See that big red X? That would be the PERFECT place for a period! We have all the info we need. But there was no period. Instead we got:

“I’d have loved to go with him, but I’m running a diplomatic luncheon at the Residence today for Laisa, as she had to go down to that Vorbarra District economics conference in Nizhne-Whitekirk.”

That part in italics? It meant nothing. There was never anything that happened at any “the Residence”, Laisa never showed up in the book, the Vorbarra District is some random place we never see with no impact on anything, the economics conference is never touched on in any way again, and what the fuck is Nizhne-Whitekirk??? No one else in the book cares, so why should I? I got the (uncharitable) impression that a novella was being padded out to novel length because novels earn money and novellas don’t, and the victim of this fraud was hours of my life.

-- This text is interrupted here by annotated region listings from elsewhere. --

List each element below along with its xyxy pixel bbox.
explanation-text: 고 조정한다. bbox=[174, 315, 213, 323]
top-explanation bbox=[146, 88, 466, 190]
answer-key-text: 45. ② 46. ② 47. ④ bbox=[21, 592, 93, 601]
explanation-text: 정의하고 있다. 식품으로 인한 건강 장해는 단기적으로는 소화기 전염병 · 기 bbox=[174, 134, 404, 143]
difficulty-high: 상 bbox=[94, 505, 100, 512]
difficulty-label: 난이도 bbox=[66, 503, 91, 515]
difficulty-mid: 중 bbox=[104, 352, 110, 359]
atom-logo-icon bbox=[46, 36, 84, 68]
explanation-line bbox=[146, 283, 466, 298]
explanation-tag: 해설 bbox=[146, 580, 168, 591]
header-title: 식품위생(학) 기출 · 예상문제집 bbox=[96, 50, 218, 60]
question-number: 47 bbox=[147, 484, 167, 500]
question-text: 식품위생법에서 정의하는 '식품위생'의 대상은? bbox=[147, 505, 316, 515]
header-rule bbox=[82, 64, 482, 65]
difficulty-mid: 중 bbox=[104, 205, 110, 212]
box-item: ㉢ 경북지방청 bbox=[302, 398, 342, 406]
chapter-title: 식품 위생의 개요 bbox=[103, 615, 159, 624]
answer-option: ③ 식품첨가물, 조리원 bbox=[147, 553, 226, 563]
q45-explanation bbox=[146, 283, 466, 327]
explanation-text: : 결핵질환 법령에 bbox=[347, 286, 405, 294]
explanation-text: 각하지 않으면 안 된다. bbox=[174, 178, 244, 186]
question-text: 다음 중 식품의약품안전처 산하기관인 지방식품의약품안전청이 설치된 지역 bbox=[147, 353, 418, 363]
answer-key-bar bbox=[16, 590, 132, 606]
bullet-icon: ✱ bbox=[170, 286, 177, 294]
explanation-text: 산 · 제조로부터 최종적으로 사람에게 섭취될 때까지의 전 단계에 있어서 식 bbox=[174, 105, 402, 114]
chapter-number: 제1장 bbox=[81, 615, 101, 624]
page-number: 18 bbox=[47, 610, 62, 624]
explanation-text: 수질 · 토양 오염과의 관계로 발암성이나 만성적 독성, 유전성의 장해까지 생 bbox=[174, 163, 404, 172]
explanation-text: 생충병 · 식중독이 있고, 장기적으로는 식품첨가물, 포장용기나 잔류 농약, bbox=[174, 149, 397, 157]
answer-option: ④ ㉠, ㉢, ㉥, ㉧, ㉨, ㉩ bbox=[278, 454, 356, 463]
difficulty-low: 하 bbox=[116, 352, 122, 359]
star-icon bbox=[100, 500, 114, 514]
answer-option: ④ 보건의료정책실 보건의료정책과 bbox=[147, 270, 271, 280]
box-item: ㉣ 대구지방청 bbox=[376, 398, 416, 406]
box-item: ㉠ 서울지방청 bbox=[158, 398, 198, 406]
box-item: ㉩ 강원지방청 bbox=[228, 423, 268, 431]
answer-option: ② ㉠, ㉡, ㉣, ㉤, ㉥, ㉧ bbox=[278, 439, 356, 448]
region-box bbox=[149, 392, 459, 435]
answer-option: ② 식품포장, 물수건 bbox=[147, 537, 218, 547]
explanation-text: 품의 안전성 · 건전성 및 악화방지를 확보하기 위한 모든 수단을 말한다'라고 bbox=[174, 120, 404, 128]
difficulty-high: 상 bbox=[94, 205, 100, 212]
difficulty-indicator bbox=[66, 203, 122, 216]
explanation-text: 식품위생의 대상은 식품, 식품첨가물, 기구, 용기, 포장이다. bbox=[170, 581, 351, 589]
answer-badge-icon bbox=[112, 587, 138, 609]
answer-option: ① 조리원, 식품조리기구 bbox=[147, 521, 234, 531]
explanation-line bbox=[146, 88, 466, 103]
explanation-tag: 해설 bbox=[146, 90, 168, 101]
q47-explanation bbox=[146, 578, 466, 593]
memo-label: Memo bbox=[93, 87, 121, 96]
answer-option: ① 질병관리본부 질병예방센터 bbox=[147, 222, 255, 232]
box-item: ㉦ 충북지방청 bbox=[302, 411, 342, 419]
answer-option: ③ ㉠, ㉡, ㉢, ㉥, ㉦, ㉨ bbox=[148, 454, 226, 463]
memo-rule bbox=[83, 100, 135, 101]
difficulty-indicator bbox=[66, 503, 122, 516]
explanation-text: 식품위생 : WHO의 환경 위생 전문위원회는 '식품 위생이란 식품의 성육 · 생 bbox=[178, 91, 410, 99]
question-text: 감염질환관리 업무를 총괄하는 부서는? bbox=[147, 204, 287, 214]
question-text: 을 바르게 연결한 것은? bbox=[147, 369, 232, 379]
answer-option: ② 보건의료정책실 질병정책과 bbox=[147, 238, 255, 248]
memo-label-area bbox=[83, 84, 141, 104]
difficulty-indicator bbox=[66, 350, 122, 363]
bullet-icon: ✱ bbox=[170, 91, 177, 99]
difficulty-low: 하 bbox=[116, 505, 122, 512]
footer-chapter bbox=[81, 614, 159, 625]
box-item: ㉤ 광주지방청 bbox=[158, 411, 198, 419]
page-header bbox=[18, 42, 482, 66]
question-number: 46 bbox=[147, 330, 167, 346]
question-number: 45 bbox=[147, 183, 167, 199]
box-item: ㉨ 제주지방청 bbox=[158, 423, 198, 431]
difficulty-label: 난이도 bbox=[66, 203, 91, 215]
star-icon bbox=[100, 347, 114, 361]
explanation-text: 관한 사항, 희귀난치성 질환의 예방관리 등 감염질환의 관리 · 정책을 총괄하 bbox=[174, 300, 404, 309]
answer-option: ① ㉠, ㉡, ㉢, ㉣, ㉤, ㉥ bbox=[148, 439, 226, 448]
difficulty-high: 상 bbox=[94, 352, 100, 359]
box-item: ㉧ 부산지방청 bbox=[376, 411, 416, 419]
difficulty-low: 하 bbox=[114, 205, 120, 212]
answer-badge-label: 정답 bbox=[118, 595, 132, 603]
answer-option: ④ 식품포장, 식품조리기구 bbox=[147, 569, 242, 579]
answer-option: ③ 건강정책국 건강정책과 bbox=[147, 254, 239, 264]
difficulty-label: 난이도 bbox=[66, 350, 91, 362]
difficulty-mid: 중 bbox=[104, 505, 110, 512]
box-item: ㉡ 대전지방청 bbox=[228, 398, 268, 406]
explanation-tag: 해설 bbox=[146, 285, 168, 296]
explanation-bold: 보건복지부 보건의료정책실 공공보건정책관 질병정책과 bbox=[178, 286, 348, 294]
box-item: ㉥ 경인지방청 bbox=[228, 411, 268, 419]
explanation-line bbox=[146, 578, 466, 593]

The members of our book club who follow her work assured me that this book is less tedious if you’ve read all her other works. It’s like a jaunt down memory lane, visiting all the old friends, with shout-outs and nods to the fans. I guess that sort of nostalgia can be fun, but there’s nothing here for people who don’t follow the series. I had flashbacks of being forced to read biblical genealogies. Even then, 200 pages of nothing happening for the sake of nostalgia is too much. Not Recommended.

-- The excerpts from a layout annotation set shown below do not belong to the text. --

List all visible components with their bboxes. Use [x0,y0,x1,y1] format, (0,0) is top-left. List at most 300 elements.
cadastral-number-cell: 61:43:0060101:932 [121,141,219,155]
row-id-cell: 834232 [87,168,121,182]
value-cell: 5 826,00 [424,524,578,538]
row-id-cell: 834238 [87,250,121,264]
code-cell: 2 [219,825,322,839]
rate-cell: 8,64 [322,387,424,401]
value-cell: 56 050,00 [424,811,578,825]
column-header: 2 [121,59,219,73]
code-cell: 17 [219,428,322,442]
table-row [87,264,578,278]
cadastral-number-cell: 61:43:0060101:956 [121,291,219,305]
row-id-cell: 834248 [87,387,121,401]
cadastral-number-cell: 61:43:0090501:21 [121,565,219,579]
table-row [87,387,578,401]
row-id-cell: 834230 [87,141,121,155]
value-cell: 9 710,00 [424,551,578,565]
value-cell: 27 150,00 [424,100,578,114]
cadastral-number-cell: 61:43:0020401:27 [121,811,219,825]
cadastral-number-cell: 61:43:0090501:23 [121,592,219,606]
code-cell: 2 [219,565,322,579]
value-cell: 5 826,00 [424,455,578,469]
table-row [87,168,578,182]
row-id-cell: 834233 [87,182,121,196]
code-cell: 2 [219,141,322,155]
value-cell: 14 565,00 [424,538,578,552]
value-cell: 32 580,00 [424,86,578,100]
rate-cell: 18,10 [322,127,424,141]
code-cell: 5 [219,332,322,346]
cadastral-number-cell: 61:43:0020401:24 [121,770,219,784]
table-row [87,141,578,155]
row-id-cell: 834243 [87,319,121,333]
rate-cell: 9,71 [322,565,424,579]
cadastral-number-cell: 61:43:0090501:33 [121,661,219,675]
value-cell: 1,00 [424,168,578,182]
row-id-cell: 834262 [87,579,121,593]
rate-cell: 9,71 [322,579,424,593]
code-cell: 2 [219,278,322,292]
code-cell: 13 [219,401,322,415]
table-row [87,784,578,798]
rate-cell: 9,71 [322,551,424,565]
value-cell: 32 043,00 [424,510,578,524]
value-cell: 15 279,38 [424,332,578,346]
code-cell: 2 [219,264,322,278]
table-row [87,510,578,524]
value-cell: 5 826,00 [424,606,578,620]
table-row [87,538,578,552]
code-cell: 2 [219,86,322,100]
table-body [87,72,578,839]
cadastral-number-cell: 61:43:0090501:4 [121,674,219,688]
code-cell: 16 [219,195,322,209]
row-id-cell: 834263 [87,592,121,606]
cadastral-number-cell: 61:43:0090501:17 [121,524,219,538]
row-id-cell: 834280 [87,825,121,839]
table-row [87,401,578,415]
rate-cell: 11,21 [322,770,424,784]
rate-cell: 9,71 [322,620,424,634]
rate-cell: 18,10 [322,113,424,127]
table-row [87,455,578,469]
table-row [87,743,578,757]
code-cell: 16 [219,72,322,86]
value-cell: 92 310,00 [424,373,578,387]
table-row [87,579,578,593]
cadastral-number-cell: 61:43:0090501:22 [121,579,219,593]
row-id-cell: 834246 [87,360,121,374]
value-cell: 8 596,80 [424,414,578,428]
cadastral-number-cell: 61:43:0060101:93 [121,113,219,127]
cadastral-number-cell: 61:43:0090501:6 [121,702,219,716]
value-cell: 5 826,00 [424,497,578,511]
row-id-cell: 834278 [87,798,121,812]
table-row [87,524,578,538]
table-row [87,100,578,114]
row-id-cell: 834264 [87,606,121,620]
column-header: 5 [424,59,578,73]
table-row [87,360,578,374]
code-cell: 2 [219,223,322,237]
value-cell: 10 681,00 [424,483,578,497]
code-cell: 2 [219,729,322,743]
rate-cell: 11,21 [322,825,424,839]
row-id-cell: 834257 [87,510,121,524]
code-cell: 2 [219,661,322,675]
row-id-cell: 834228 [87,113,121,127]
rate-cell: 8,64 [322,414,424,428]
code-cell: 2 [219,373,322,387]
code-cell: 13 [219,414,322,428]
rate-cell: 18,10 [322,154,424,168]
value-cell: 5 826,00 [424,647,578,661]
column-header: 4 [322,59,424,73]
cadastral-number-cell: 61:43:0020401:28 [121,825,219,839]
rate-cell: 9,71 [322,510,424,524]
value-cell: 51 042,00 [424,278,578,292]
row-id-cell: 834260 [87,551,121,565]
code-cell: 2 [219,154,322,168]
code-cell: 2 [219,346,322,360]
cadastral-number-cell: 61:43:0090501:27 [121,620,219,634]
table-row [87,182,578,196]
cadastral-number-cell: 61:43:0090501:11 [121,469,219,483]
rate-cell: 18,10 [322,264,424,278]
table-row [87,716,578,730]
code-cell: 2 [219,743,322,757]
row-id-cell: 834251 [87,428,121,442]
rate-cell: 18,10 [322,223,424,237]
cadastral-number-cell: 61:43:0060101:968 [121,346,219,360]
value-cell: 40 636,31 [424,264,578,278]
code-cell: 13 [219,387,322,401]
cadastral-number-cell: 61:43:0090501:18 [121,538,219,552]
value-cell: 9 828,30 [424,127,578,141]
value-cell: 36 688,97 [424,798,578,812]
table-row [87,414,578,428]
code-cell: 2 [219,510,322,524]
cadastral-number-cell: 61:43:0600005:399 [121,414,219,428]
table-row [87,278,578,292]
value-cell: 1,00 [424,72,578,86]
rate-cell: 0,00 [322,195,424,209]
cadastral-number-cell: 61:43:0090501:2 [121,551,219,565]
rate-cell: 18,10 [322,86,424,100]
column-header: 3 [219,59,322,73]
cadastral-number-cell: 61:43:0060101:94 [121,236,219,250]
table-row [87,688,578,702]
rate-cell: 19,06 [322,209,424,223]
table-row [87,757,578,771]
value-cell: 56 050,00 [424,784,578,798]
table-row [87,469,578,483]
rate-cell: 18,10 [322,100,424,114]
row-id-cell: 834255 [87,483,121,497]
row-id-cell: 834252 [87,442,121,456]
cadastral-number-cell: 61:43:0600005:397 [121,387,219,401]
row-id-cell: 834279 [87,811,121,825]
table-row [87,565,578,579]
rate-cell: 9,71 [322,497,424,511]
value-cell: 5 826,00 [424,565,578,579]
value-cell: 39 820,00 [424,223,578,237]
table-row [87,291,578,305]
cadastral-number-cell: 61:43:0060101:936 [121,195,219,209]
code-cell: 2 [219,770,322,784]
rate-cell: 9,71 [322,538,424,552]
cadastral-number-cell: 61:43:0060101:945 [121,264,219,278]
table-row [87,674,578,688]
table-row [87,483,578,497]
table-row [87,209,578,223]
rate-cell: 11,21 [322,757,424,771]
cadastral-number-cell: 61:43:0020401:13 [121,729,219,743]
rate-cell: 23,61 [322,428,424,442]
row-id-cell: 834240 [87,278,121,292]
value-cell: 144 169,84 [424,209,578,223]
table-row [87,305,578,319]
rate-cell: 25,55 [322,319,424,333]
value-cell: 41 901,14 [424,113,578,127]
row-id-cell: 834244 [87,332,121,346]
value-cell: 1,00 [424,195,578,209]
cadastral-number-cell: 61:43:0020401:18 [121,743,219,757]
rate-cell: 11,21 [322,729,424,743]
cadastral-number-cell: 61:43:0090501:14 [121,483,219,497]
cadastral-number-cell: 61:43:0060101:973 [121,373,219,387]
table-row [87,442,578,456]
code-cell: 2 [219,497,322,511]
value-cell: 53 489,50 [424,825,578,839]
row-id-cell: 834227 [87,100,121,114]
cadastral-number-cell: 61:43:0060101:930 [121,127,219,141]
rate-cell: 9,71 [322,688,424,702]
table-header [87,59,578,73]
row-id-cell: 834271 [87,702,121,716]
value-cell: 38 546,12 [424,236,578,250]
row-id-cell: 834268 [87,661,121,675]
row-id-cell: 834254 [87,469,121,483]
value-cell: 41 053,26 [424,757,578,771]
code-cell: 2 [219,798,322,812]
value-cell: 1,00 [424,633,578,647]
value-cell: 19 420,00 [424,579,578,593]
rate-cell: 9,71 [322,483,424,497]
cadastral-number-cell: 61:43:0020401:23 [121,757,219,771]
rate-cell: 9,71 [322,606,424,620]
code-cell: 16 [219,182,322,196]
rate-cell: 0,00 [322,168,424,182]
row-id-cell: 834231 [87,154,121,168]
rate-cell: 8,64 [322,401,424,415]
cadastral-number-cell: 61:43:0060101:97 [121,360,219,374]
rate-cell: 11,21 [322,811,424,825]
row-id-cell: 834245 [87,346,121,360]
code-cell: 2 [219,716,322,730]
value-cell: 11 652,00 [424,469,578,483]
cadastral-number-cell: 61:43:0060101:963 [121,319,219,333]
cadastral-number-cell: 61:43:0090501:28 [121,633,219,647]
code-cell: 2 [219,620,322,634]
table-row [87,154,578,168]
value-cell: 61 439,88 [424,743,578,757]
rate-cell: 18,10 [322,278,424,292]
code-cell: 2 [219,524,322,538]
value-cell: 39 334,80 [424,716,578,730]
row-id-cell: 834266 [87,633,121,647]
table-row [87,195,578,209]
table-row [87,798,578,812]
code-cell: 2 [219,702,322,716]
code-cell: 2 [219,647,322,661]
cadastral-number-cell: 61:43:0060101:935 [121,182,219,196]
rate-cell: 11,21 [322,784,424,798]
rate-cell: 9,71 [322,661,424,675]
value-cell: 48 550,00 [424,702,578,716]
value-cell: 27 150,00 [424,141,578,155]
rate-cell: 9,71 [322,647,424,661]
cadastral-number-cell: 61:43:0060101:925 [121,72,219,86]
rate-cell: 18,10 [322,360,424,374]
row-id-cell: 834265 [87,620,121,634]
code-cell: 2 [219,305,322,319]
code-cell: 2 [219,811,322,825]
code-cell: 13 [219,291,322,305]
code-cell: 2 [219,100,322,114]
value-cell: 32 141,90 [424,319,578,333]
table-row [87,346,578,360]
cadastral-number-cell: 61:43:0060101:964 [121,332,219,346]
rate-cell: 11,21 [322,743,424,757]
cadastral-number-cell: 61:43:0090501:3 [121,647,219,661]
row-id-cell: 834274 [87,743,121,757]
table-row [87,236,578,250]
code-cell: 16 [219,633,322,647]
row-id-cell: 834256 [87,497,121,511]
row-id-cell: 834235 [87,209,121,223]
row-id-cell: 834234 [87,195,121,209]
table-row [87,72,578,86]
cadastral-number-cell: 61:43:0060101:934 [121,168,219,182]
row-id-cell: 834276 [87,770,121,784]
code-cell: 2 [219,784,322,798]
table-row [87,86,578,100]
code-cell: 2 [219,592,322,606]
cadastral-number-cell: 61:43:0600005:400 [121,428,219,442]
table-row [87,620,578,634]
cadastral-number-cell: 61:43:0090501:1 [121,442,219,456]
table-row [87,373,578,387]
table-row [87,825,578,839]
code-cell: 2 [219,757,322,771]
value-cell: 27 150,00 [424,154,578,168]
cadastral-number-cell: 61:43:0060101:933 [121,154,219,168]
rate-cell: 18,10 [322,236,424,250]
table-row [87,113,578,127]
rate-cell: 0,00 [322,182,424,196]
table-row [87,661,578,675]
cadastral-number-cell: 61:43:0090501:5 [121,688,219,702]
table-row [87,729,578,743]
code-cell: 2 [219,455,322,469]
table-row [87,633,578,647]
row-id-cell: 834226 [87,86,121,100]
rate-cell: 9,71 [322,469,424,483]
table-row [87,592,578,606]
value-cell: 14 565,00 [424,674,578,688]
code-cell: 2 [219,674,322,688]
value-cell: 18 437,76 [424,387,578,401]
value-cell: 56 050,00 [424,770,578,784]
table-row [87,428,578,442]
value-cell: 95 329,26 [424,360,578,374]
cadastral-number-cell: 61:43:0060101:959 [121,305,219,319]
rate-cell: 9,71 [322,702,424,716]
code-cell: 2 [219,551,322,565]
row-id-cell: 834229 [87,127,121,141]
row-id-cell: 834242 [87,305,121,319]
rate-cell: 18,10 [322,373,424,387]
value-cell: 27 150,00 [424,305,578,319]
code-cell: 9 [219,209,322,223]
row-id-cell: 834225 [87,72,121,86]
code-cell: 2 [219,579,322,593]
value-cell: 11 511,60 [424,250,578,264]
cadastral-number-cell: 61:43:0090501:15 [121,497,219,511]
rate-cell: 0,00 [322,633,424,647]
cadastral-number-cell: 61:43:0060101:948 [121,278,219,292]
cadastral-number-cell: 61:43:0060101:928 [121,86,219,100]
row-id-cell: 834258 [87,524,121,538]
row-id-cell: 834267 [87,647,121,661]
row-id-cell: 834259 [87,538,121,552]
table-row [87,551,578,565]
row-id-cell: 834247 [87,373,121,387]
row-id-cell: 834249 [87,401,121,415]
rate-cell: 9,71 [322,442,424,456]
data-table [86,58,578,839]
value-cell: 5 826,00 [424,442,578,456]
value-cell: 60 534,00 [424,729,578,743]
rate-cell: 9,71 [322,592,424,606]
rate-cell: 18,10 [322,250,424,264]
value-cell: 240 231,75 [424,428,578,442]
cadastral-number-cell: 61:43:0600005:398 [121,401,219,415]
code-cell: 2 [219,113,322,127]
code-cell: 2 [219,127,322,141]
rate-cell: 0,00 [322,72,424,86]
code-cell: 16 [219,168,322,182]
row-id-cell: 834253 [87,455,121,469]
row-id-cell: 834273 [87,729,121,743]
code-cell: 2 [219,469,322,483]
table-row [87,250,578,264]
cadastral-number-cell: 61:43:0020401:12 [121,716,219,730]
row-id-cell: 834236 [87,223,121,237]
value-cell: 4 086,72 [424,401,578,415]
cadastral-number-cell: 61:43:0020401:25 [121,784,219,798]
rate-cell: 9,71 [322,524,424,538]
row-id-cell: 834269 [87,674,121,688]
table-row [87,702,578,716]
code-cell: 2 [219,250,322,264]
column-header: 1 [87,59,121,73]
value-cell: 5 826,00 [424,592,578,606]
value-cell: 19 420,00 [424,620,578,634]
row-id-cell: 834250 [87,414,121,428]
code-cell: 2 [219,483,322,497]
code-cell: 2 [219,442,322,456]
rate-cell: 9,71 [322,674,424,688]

Book Club Review: This book did provide us discussion of style vs substance. There’s no denying that Bujold has great style, her prose is like a great pop song. Like most pop songs however, it also doesn’t have much to say. There’s nothing here that’ll stick with me. When the story was moving the writing really was enjoyable. Some of our members were appreciative of the style on its own merits, sometimes it’s fun to listen to pop music and you don’t need anything deeper there. But that sort of conversation can be had about any book with great style and no meat, there’s nothing that makes this one special in that regard. Plus it could have done without the 200 pages in the middle. Not Recommended.